Estimant que le compte locatif de la SARL BGBAT était débiteur, la SCI FIRST lui a fait délivrer par commissaire de justice, un commandement de payer visant la clause résolutoire daté du19 novembre 2024, pour un montant total de 5.927,07 euros.
Par acte de commissaire de justice en date du 06 janvier 2025, la SCI FIRST a assigné la SARL BGBAT devant le juge des référés du tribunal judiciaire de Toulouse.
L’affaire a été évoquée à l’audience du 18 février 2025.
Lors de l’audience, par l’intermédiaire de son avocat, la SCI FIRST, demande au juge des référés de :
juger la clause résolutoire acquise à la date du 19 décembre 2024, par l’effet du commandement de payer signifié à la société BGBAT le 19 novembre 2024 ;juger que le bail a été résilié de plein droit à compter du 19 décembre 2024 ;ordonner l’expulsion immédiate de la société BGBAT, et le cas échéant de toute autre personne et bien de son chef, du local commercial sis [Adresse 1] à GARRIDEH (31380) appartenant à la SCI FIRST, sous astreinte de 500 euros par jour de retard jusqu’à libération effective des lieux ;juger que le commissaire de justice instrumentaire qui sera chargé de l’expulsion pourra se faire et au besoin, assisté de la force publique ; condamner la société BGBAT à payer à la SCI FIRST la somme provisionnelle de 6.393,66 euros TTC au titre des arriérés de loyers et charges arrêtés à la date de résiliation du bail soit le 19 décembre 2024, et de la taxe foncière 2024 ;condamner la société BGBAT à payer à la SCI FIRST une indemnité d’occupation mensuelle de 850 euros TTC à compter du 20 décembre 2024 jusqu’à libération effective des lieux et remise des clés ;condamner la société BGBAT à payer à la SCI FIRST la somme de 2.000 euros sur le fondement de l’article 700 du code de procédure civile ;condamner la société BGBAT aux entiers dépens de l’instance, incluant le coût du commandement de payer du 19 novembre 2024, soit 161,64 euros TTC.
De son côté, bien que régulièrement assignée en l’étude du commissaire de justice, la SARL BGBAT n’a pas comparu.
Sur les moyens de fait et de droit développés par la demanderesse, il sera renvoyé à l’assignation, et ce, conformément aux dispositions de l’article 455 du code de procédure civile.
L’affaire a été mise en délibéré au 18 mars 2025.
MOTIFS DE LA DECISION
* Sur la clause résolutoire
L’article 835 du code de procédure civile dispose : « Le président du tribunal judiciaire ou le juge du contentieux de la protection dans les limites de sa compétence peuvent toujours, même en présence d’une contestation sérieuse, prescrire en référé les mesures conservatoires ou de remise en état qui s’imposent, soit pour prévenir un dommage imminent, soit pour faire cesser un trouble manifestement illicite.

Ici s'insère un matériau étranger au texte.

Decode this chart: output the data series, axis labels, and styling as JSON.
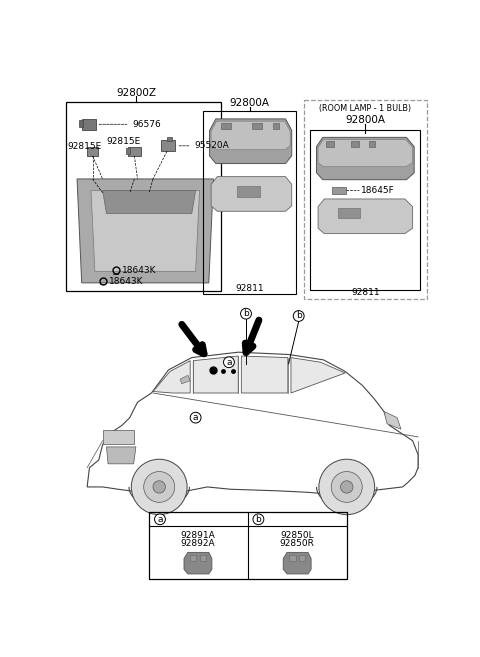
{
  "bg_color": "#ffffff",
  "text_color": "#000000",
  "part_gray": "#888888",
  "part_light": "#b8b8b8",
  "part_dark": "#707070",
  "border_color": "#000000",
  "dashed_color": "#888888",
  "labels": {
    "main_label": "92800Z",
    "center_label": "92800A",
    "room_lamp_title": "(ROOM LAMP - 1 BULB)",
    "room_lamp_label": "92800A",
    "p96576": "96576",
    "p92815E_1": "92815E",
    "p92815E_2": "92815E",
    "p95520A": "95520A",
    "p18643K_1": "18643K",
    "p18643K_2": "18643K",
    "p92811_1": "92811",
    "p92811_2": "92811",
    "p18645F": "18645F",
    "p92891A": "92891A",
    "p92892A": "92892A",
    "p92850L": "92850L",
    "p92850R": "92850R",
    "label_a": "a",
    "label_b": "b"
  }
}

Dans les cas où l’existence de l’obligation n’est pas sérieusement contestable, ils peuvent accorder une provision au créancier, ou ordonner l’exécution de l’obligation même s’il s’agit d’une obligation de faire ».

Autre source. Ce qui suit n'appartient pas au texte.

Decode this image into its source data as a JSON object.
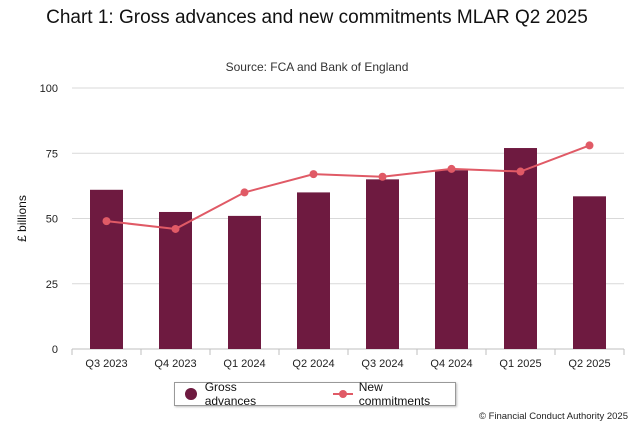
{
  "chart_data": {
    "type": "bar",
    "title": "Chart 1: Gross advances and new commitments MLAR Q2 2025",
    "subtitle": "Source: FCA and Bank of England",
    "xlabel": "",
    "ylabel": "£ billions",
    "ylim": [
      0,
      100
    ],
    "yticks": [
      0,
      25,
      50,
      75,
      100
    ],
    "categories": [
      "Q3 2023",
      "Q4 2023",
      "Q1 2024",
      "Q2 2024",
      "Q3 2024",
      "Q4 2024",
      "Q1 2025",
      "Q2 2025"
    ],
    "series": [
      {
        "name": "Gross advances",
        "kind": "bar",
        "color": "#6e1a40",
        "values": [
          61,
          52.5,
          51,
          60,
          65,
          68.5,
          77,
          58.5
        ]
      },
      {
        "name": "New commitments",
        "kind": "line",
        "color": "#e05a66",
        "values": [
          49,
          46,
          60,
          67,
          66,
          69,
          68,
          78
        ]
      }
    ],
    "legend": "bottom-center",
    "grid": true
  },
  "footer": "© Financial Conduct Authority 2025"
}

L’article L.145-41 du code de commerce énonce que « Toute clause insérée dans le bail prévoyant la résiliation de plein droit ne produit effet qu’un mois après un commandement demeuré infructueux. Le commandement doit, à peine de nullité, mentionner ce délai.

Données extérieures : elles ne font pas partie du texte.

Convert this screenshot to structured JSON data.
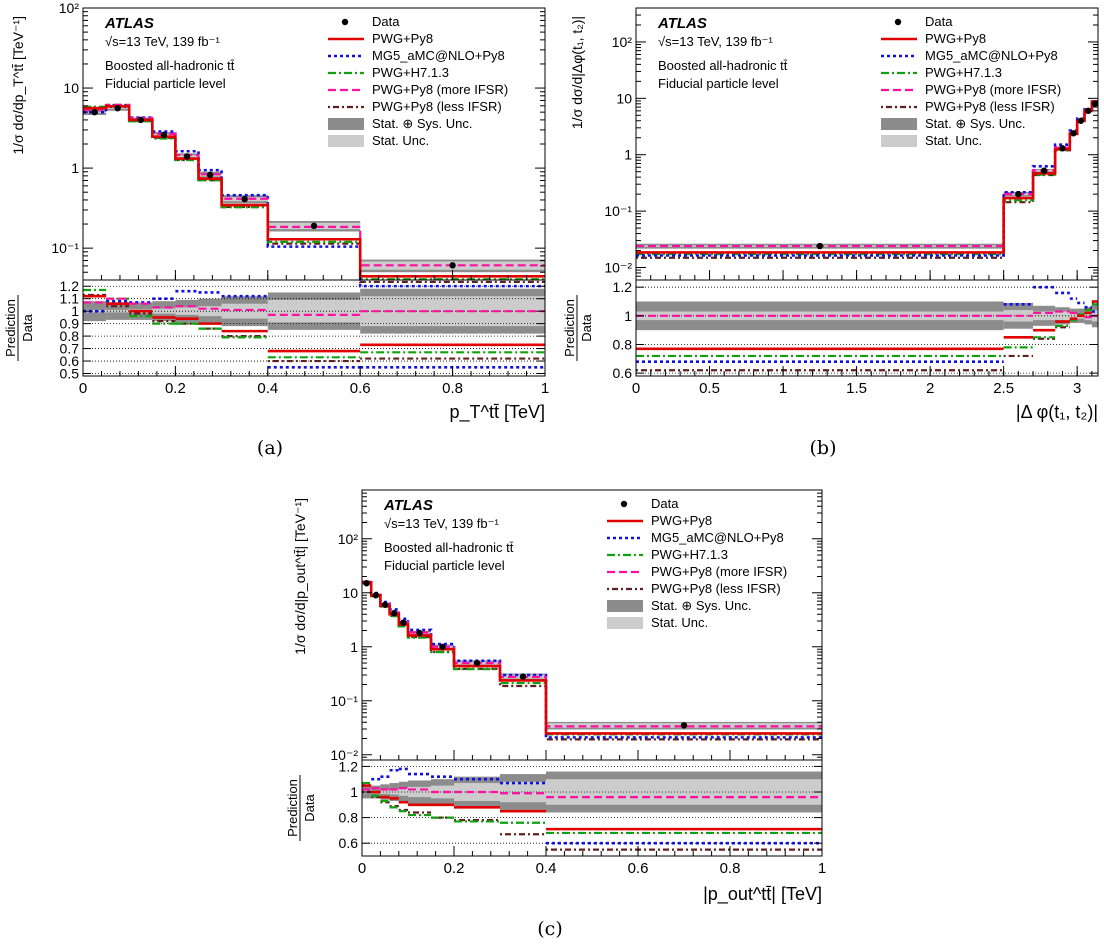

Les juges saisis d’une demande présentée dans les formes et conditions prévues à l’article 1343-5 du code civil peuvent, en accordant des délais, suspendre la réalisation et les effets des clauses de résiliation, lorsque la résiliation n’est pas constatée ou prononcée par une décision de justice ayant acquis l’autorité de la chose jugée. La clause résolutoire ne joue pas, si le locataire se libère dans les conditions fixées par le juge. ».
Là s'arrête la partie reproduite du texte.